Impossível não mencionar a
semelhança da situação tratada no inciso IV, com aquela vista no Uruguai, vez
que ambas estabelecem até a 12ª semana como sendo o prazo limite para a
realização do procedimento. Contudo, não se pode deixar de dizer que, embora
semelhante no aspecto temporal, o tratamento para se excluir a responsabilidade
penal ainda é diferente. Para o projeto brasileiro não basta a gestante
demonstrar simplesmente interesse em fazê-lo, além disso, e até mais importante,
a possibilidade deverá ser precedida de constatação médica declarando que a
gestante não possui condições psicológicas de arcar com a gestação.

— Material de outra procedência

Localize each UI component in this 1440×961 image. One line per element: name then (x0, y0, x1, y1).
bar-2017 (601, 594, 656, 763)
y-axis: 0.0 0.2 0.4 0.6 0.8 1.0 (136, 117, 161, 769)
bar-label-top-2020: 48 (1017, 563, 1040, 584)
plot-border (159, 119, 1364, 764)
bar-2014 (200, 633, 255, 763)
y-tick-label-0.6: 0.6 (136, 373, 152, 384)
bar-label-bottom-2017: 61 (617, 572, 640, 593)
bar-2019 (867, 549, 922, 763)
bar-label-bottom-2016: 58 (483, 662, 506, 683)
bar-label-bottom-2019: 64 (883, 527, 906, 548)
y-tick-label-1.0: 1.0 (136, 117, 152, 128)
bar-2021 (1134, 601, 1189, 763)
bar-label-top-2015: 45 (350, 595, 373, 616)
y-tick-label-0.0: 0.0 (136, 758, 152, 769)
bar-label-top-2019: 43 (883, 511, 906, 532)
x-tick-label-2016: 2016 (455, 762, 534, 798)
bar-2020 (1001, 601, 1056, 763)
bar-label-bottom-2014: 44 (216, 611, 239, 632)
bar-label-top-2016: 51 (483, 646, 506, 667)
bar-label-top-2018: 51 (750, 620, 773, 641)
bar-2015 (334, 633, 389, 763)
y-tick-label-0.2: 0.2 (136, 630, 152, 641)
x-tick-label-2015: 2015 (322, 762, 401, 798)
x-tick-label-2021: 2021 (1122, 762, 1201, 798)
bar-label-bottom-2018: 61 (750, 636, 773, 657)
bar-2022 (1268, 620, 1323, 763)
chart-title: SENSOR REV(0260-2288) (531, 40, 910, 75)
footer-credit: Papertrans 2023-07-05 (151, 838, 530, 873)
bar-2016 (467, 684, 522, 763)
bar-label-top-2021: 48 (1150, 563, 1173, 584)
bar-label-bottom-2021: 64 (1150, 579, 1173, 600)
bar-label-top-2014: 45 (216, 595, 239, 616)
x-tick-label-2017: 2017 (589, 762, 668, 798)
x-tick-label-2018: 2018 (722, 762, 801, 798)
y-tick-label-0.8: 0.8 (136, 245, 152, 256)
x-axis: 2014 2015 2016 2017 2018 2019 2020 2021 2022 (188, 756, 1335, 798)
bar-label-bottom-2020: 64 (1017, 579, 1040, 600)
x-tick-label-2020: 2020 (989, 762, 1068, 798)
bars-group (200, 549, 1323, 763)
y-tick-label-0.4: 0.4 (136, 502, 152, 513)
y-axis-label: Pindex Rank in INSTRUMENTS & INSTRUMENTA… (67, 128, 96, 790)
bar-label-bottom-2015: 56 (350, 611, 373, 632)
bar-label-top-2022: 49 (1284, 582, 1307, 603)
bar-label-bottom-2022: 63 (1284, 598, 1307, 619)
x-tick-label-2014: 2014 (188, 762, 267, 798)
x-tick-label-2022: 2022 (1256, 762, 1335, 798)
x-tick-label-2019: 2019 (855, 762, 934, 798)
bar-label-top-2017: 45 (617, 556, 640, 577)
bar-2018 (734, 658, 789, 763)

No que tange aos demais dispositivos,
verifica-se que se mantém os dois que hoje já estão na lei. Inovando-se apenas
no inciso II, que com o projeto deixará de fazer referência apenas ao crime de estupro
e passará a englobar todo o conjunto de crimes contra a dignidade sexual, bem
como se passará a considerar a situação de emprego
não consentido de técnica de reprodução assistida.
Também
se verifica no inciso III, a confirmação da decisão do Supremo Tribunal Federal,
passando ela a ter caráter de lei, que é a permissão de se interromper a
gestação quando tratar-se de feto anencéfalo.
Não
se nega que são mudanças relevantes e necessárias. Embora haja comoção
religiosa em sentido contrário, deve-se reconhecer nesse momento que nem sempre
se pode conciliar direito e religião, e no caso específico o sentimento
religioso torna a questão mais sentimental e pouco racional. Além do que, todas
as intervenções religiosas tem-se demonstrado impróprias e descabidas, posto
que em nenhum dos meios elencados no projeto se verifica qualquer forma de incentivo
ao aborto, pelo contrário, trata-se apenas de uma tentativa de se evitar que casos
sem regulamentação, como o visto na anencefalia, demorem tanto tempo para serem
resolvidos.
Antes
mesmo do projeto ser posto em votação, já se possível observar várias críticas
que são feitas, mas repita-se que não abordaremos suas razões, valendo ressaltar
apenas, que é o aborto um dos temas que mais repercussão e comoção tem fomentado
dentre os senadores. Infelizmente, não adianta reunir os melhores para se
elaborar uma lei, se sua aprovação continuar dependendo daqueles que por anos
não tem tido coragem suficiente para resolver a questão.
Ao
que parece, todo esse trabalho na formulação e organização do projeto do novo Código
Penal foi em vão, pois, a exemplo de muitos outros projetos que entraram no
Congresso Nacional e que acabaram se perdendo no tempo e que até hoje não se
tem notícia, tudo indica que esse projeto será mais um nessa infeliz contagem.
Não
se pode negar o avanço e a evolução, fazer isso é condenar o país a viver em um
ambiente de incerteza legislativa e insegurança jurídica. Pois se o judiciário
não pode deixar de apreciar os casos que lhes são levados (princípio da
inafastabilidade), melhor então, que assim o faça com base em leis completas e
capazes, que possibilitam uma pronta aplicação, e não como se tem visto
atualmente, onde o judiciário vem legislando nos casos concretos.